Processing Wool [In Development]

Hand versus Machine: [Placeholder]

 

An 11thcentury Viking longship, with a single sail, made of wool, 10 meters by 10 meters, required about 50 kilos of wool. At that period, it would take about 150 sheep to provide that much wool. It took about an hour to prepare 30 grams of raw wool for spinning; 50 kilos of wool would require 1666 person-hours. To weave enough cloth for that sail, with a count of 10 threads per square centimeter, took 200,000 meters of yarn. To spin this much yarn by hand took about 400 days. Add in 30 days to set up a loom to weave this much cloth, and another 200 days to weave it, by hand. All in all, the Vikingskibsmuseet (Viking Ship Museum) estimates that one sail would involve five workers for about a year.

 

Compare this to the vast consumption of wool during World War II. In peacetime, a mid-twentieth century civilian consumed an average of 2.2 pounds (one kilo) of wool per year.
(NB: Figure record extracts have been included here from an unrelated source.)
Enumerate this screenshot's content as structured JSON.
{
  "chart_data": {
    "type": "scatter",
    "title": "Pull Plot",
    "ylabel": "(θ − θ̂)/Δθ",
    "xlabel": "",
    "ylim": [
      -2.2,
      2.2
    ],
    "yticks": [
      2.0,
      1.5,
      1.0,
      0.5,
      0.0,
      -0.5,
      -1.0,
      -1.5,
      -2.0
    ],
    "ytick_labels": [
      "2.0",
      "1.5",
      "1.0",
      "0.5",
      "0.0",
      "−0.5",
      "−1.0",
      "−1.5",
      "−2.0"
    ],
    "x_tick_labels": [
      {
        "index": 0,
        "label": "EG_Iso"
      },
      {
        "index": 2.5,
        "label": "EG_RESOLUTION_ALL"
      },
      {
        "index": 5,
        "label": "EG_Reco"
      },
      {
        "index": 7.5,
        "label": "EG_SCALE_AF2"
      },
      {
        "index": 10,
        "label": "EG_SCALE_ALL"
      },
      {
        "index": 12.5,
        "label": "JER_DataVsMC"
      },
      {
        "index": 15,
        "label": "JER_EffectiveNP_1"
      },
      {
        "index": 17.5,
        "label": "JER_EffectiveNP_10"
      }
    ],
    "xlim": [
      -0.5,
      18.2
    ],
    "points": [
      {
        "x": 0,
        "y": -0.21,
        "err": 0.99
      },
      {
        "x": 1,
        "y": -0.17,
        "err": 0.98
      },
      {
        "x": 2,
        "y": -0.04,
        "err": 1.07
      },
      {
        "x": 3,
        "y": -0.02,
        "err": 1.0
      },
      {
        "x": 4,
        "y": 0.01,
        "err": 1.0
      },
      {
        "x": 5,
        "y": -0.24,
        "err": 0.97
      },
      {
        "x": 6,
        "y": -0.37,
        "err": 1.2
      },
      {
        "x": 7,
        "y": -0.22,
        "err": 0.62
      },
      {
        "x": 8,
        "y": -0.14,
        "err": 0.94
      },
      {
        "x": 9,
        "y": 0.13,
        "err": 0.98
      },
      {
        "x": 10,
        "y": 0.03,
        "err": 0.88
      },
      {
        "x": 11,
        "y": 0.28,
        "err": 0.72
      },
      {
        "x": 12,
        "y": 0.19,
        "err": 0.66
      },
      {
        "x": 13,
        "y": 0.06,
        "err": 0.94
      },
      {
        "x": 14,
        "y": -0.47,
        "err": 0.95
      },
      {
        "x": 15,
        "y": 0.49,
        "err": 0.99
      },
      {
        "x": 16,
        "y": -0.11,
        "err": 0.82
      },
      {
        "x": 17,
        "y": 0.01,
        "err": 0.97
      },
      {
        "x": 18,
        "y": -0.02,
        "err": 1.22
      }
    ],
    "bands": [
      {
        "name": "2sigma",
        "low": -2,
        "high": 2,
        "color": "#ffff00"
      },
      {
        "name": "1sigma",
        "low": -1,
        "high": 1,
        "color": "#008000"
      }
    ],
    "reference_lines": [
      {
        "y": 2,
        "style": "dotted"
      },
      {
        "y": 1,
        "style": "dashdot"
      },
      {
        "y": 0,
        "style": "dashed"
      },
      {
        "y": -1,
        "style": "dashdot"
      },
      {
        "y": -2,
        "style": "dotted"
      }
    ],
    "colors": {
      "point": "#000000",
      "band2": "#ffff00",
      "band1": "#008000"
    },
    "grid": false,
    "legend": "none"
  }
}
During World War II, the U.S. Army estimated that each soldier heading into combat required gear consuming 100 pounds of wool, with an annual resupply of about 40 pounds. Mechanized, automated, and organized into factories, about 186,000 textile workers in the United States alone during 1942 produced 227 million linear yards of wool textiles for consumption by the US military - the Bureau of Labor estimated productivity per worker in a 40-hour week to be about 100 yards.

1895CaliforniaShearerLoC3b24562r.jpg

Sheep shearing with hand clippers, California, 1895 (Library of Congress)

Processing wool begins with shearing the fleece from the sheep, with hand clippers or shears, or with shears still manipulated by the shearer, but powered by steam or electricity.